When depressed everything looks strange to me. Every place I go it seems I’ve never been there before. My own body becomes alien; my spirit has abandoned it. I seek distraction as I am incapable of pleasure. In the worst depressions I cannot eat or sleep. This one has not gotten that bad yet, and won’t, as I have quickly attacked with medications from long experience.

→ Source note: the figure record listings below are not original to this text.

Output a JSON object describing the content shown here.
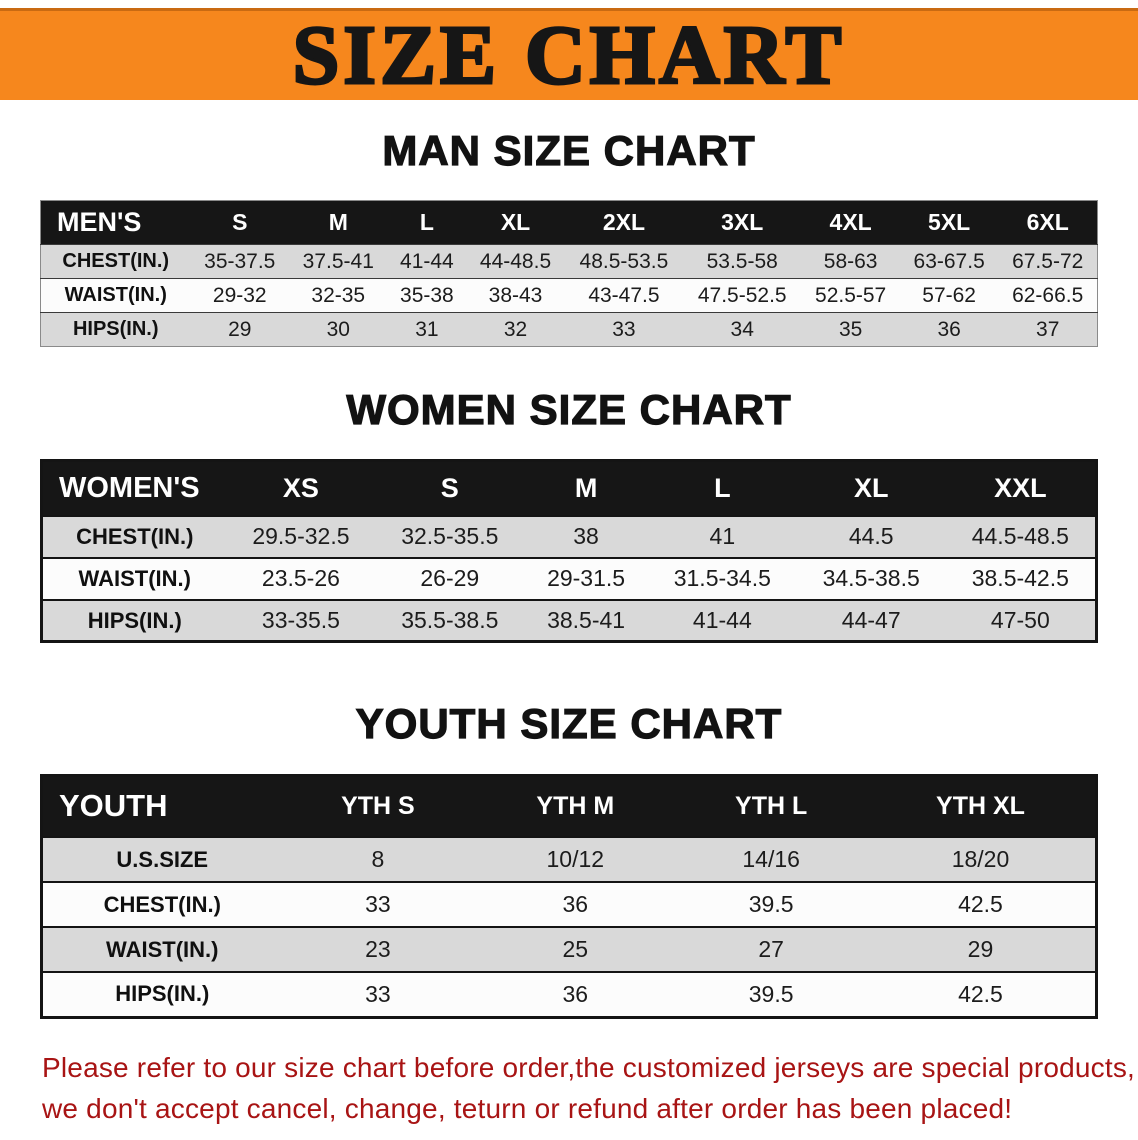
{
  "banner": {
    "title": "SIZE CHART"
  },
  "colors": {
    "banner_orange": "#F6871D",
    "table_header_black": "#161616",
    "row_gray": "#D9D9D9",
    "disclaimer_red": "#A81414"
  },
  "men": {
    "heading": "MAN SIZE CHART",
    "header": [
      "MEN'S",
      "S",
      "M",
      "L",
      "XL",
      "2XL",
      "3XL",
      "4XL",
      "5XL",
      "6XL"
    ],
    "rows": [
      {
        "label": "CHEST(IN.)",
        "values": [
          "35-37.5",
          "37.5-41",
          "41-44",
          "44-48.5",
          "48.5-53.5",
          "53.5-58",
          "58-63",
          "63-67.5",
          "67.5-72"
        ]
      },
      {
        "label": "WAIST(IN.)",
        "values": [
          "29-32",
          "32-35",
          "35-38",
          "38-43",
          "43-47.5",
          "47.5-52.5",
          "52.5-57",
          "57-62",
          "62-66.5"
        ]
      },
      {
        "label": "HIPS(IN.)",
        "values": [
          "29",
          "30",
          "31",
          "32",
          "33",
          "34",
          "35",
          "36",
          "37"
        ]
      }
    ]
  },
  "women": {
    "heading": "WOMEN SIZE CHART",
    "header": [
      "WOMEN'S",
      "XS",
      "S",
      "M",
      "L",
      "XL",
      "XXL"
    ],
    "rows": [
      {
        "label": "CHEST(IN.)",
        "values": [
          "29.5-32.5",
          "32.5-35.5",
          "38",
          "41",
          "44.5",
          "44.5-48.5"
        ]
      },
      {
        "label": "WAIST(IN.)",
        "values": [
          "23.5-26",
          "26-29",
          "29-31.5",
          "31.5-34.5",
          "34.5-38.5",
          "38.5-42.5"
        ]
      },
      {
        "label": "HIPS(IN.)",
        "values": [
          "33-35.5",
          "35.5-38.5",
          "38.5-41",
          "41-44",
          "44-47",
          "47-50"
        ]
      }
    ]
  },
  "youth": {
    "heading": "YOUTH SIZE CHART",
    "header": [
      "YOUTH",
      "YTH S",
      "YTH M",
      "YTH L",
      "YTH XL"
    ],
    "rows": [
      {
        "label": "U.S.SIZE",
        "values": [
          "8",
          "10/12",
          "14/16",
          "18/20"
        ]
      },
      {
        "label": "CHEST(IN.)",
        "values": [
          "33",
          "36",
          "39.5",
          "42.5"
        ]
      },
      {
        "label": "WAIST(IN.)",
        "values": [
          "23",
          "25",
          "27",
          "29"
        ]
      },
      {
        "label": "HIPS(IN.)",
        "values": [
          "33",
          "36",
          "39.5",
          "42.5"
        ]
      }
    ]
  },
  "disclaimer": {
    "line1": "Please refer to our size chart before order,the customized jerseys are special products,",
    "line2": "we don't accept cancel, change, teturn or refund after order has been placed!"
  }
}
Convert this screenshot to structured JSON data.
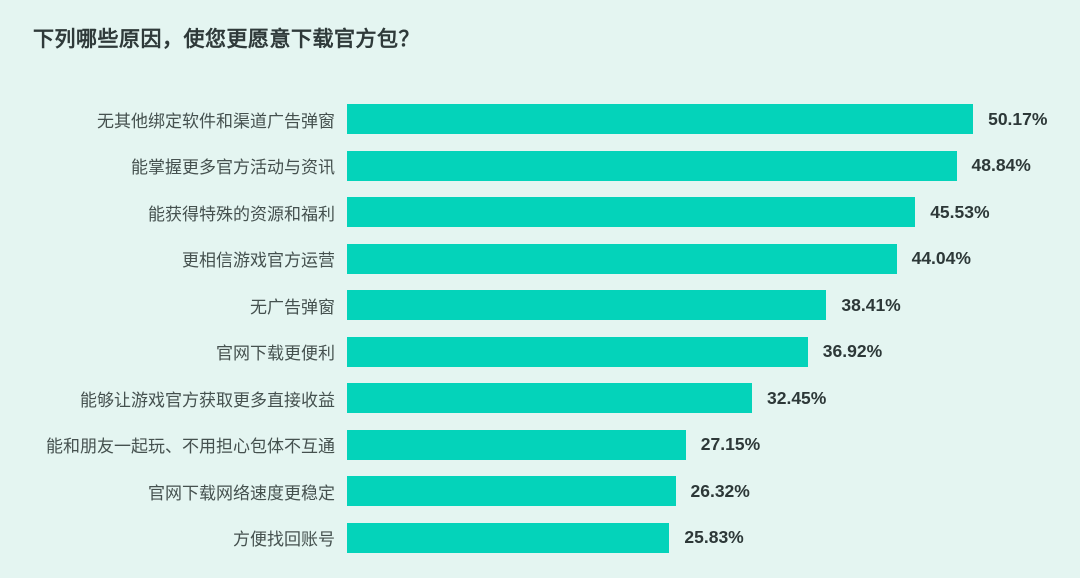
{
  "chart_data": {
    "type": "bar",
    "orientation": "horizontal",
    "title": "下列哪些原因，使您更愿意下载官方包？",
    "categories": [
      "无其他绑定软件和渠道广告弹窗",
      "能掌握更多官方活动与资讯",
      "能获得特殊的资源和福利",
      "更相信游戏官方运营",
      "无广告弹窗",
      "官网下载更便利",
      "能够让游戏官方获取更多直接收益",
      "能和朋友一起玩、不用担心包体不互通",
      "官网下载网络速度更稳定",
      "方便找回账号"
    ],
    "values": [
      50.17,
      48.84,
      45.53,
      44.04,
      38.41,
      36.92,
      32.45,
      27.15,
      26.32,
      25.83
    ],
    "value_labels": [
      "50.17%",
      "48.84%",
      "45.53%",
      "44.04%",
      "38.41%",
      "36.92%",
      "32.45%",
      "27.15%",
      "26.32%",
      "25.83%"
    ],
    "xlabel": "",
    "ylabel": "",
    "xlim": [
      0,
      55
    ],
    "grid": false,
    "legend": false,
    "value_label_position": "right-of-bar"
  },
  "colors": {
    "background": "#e4f5f1",
    "bar": "#04d3ba",
    "title_text": "#2f3a3a",
    "category_text": "#45514f",
    "value_text": "#2d3838"
  }
}
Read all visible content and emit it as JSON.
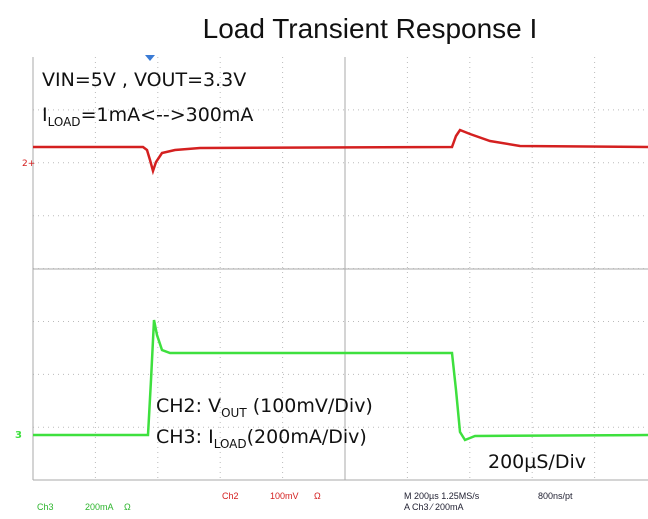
{
  "title": "Load Transient Response I",
  "annotations": {
    "line1": "VIN=5V , VOUT=3.3V",
    "line2": {
      "main": "I",
      "sub": "LOAD",
      "rest": "=1mA<-->300mA"
    },
    "ch2": {
      "main": "CH2: V",
      "sub": "OUT",
      "rest": " (100mV/Div)"
    },
    "ch3": {
      "main": "CH3:  I",
      "sub": "LOAD",
      "rest": "(200mA/Div)"
    },
    "timebase": "200µS/Div"
  },
  "markers": {
    "ch2": "2+",
    "ch3": "3"
  },
  "footer": {
    "ch3": "Ch3",
    "ch3_scale": "200mA",
    "ch3_imp": "Ω",
    "ch2": "Ch2",
    "ch2_scale": "100mV",
    "ch2_imp": "Ω",
    "horizontal": "M 200µs 1.25MS/s",
    "record": "800ns/pt",
    "trigger": "A Ch3 ⁄ 200mA"
  }
}
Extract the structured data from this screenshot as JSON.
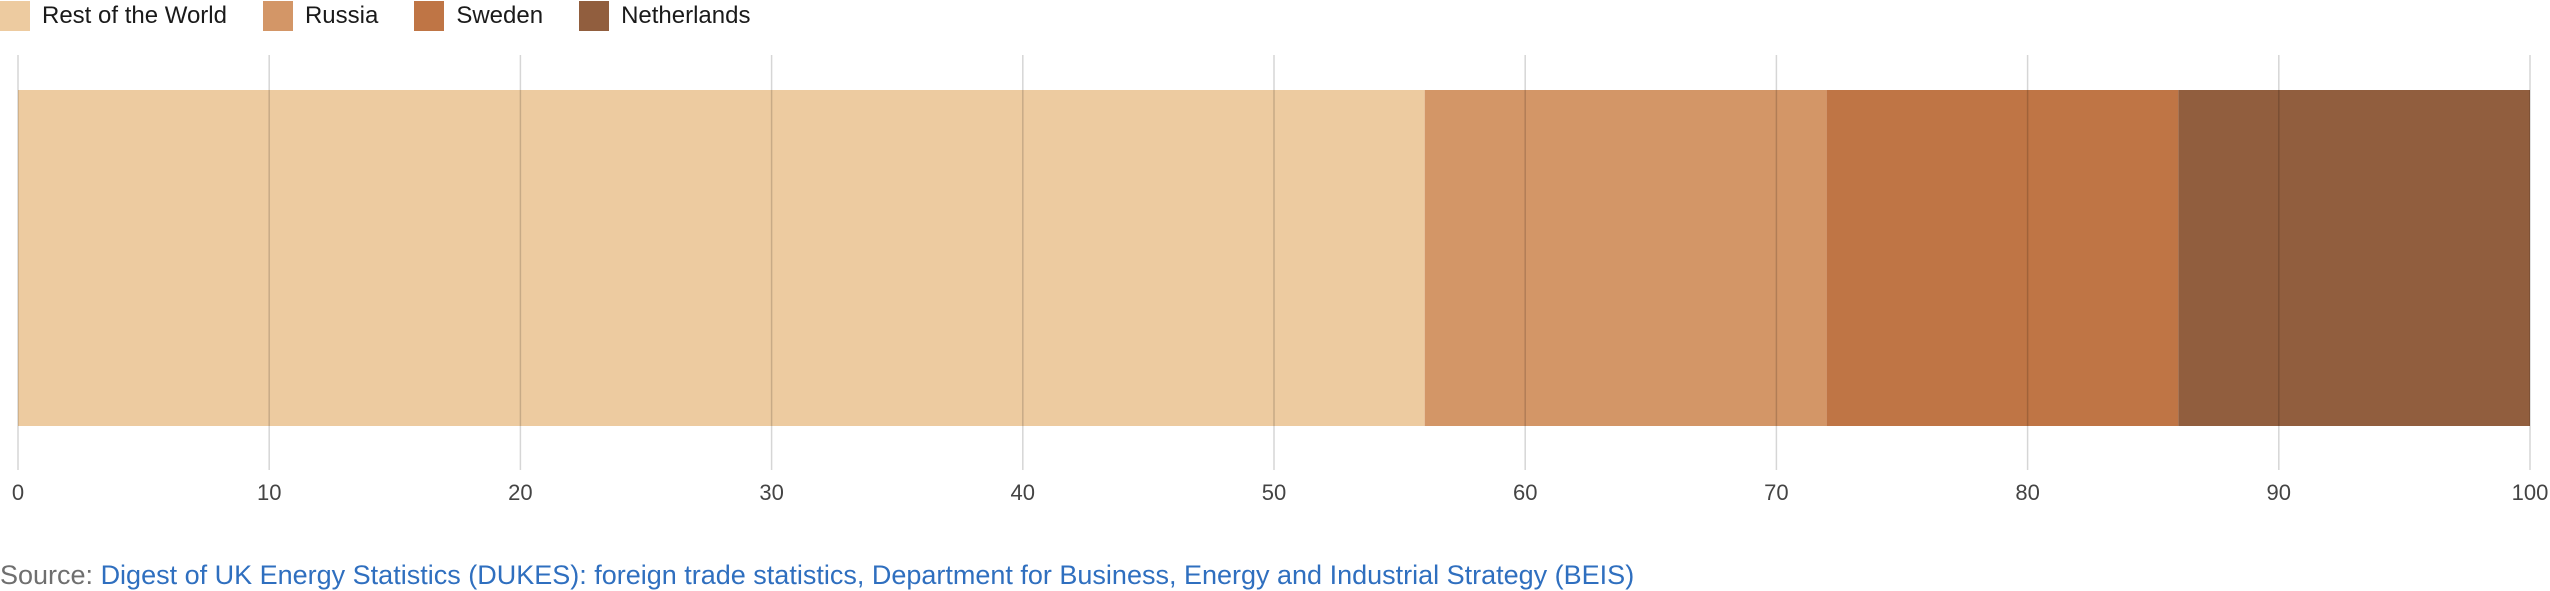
{
  "chart_data": {
    "type": "bar",
    "orientation": "horizontal",
    "stacked": true,
    "categories": [
      ""
    ],
    "series": [
      {
        "name": "Rest of the World",
        "values": [
          56
        ],
        "color": "#edcba0"
      },
      {
        "name": "Russia",
        "values": [
          16
        ],
        "color": "#d39667"
      },
      {
        "name": "Sweden",
        "values": [
          14
        ],
        "color": "#bf7545"
      },
      {
        "name": "Netherlands",
        "values": [
          14
        ],
        "color": "#915e3e"
      }
    ],
    "xlim": [
      0,
      100
    ],
    "x_ticks": [
      "0",
      "10",
      "20",
      "30",
      "40",
      "50",
      "60",
      "70",
      "80",
      "90",
      "100"
    ],
    "grid": true,
    "legend_position": "top-left"
  },
  "source": {
    "prefix": "Source: ",
    "link_text": "Digest of UK Energy Statistics (DUKES): foreign trade statistics, Department for Business, Energy and Industrial Strategy (BEIS)"
  }
}
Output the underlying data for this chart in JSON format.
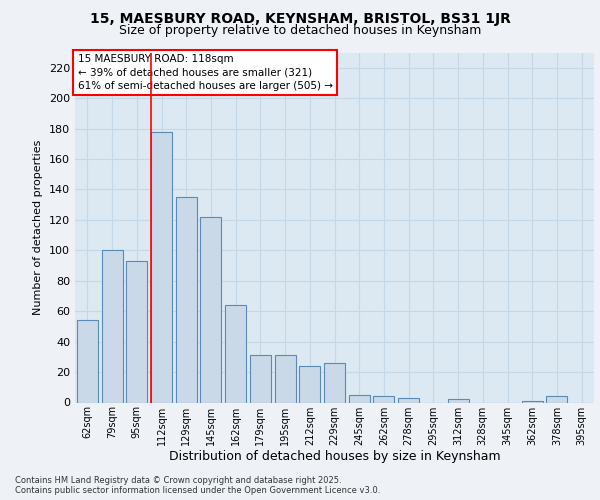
{
  "title1": "15, MAESBURY ROAD, KEYNSHAM, BRISTOL, BS31 1JR",
  "title2": "Size of property relative to detached houses in Keynsham",
  "xlabel": "Distribution of detached houses by size in Keynsham",
  "ylabel": "Number of detached properties",
  "categories": [
    "62sqm",
    "79sqm",
    "95sqm",
    "112sqm",
    "129sqm",
    "145sqm",
    "162sqm",
    "179sqm",
    "195sqm",
    "212sqm",
    "229sqm",
    "245sqm",
    "262sqm",
    "278sqm",
    "295sqm",
    "312sqm",
    "328sqm",
    "345sqm",
    "362sqm",
    "378sqm",
    "395sqm"
  ],
  "values": [
    54,
    100,
    93,
    178,
    135,
    122,
    64,
    31,
    31,
    24,
    26,
    5,
    4,
    3,
    0,
    2,
    0,
    0,
    1,
    4,
    0
  ],
  "bar_color": "#c9d9e8",
  "bar_edge_color": "#5a8ab5",
  "vline_x": 2.575,
  "vline_color": "red",
  "annotation_line1": "15 MAESBURY ROAD: 118sqm",
  "annotation_line2": "← 39% of detached houses are smaller (321)",
  "annotation_line3": "61% of semi-detached houses are larger (505) →",
  "ylim": [
    0,
    230
  ],
  "yticks": [
    0,
    20,
    40,
    60,
    80,
    100,
    120,
    140,
    160,
    180,
    200,
    220
  ],
  "footer": "Contains HM Land Registry data © Crown copyright and database right 2025.\nContains public sector information licensed under the Open Government Licence v3.0.",
  "bg_color": "#eef2f7",
  "plot_bg_color": "#dce8f2",
  "grid_color": "#c5d8e8"
}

It is not surprising that I have finally sunk into a depression after the last year-and-a-half. I am not Superman, after all, and life takes its toll. And the increased medications, though they keep the abyss from completely swallowing me, only do so by clouding my vision and slowing my synapses. This is, of course, better than the hypervigilant deer-in-the-headlights anxiety that would otherwise attend me. What’s terrible about melancholia is the need to act, to do something, anything, while you cannot bring yourself to act. It’s like trying to run in place in cement. There’s a desperation that requires you do something but there’s nothing to do, only the sense that something must be done and done quickly, else you are damned.
I am not alone in this mood, however. Ever since he was separated from Kathleen, Kenyon has been moping. He doesn't want to go on walks, eats little, and when I leave him alone he just stares into the distance, sitting, waiting for Kathleen to come. It' unnerving. Today I let him out and positioned himself on the grass near my daughter's door, always looking in the distance as if Kathleen might arrive at any second.
The best thing in all this has been playing with my grandson, Jacob. But I'll save that for another post. He is so rambunctious there is not time for me to stew in my own juices for long. He left for his father's today and I miss him terribly already.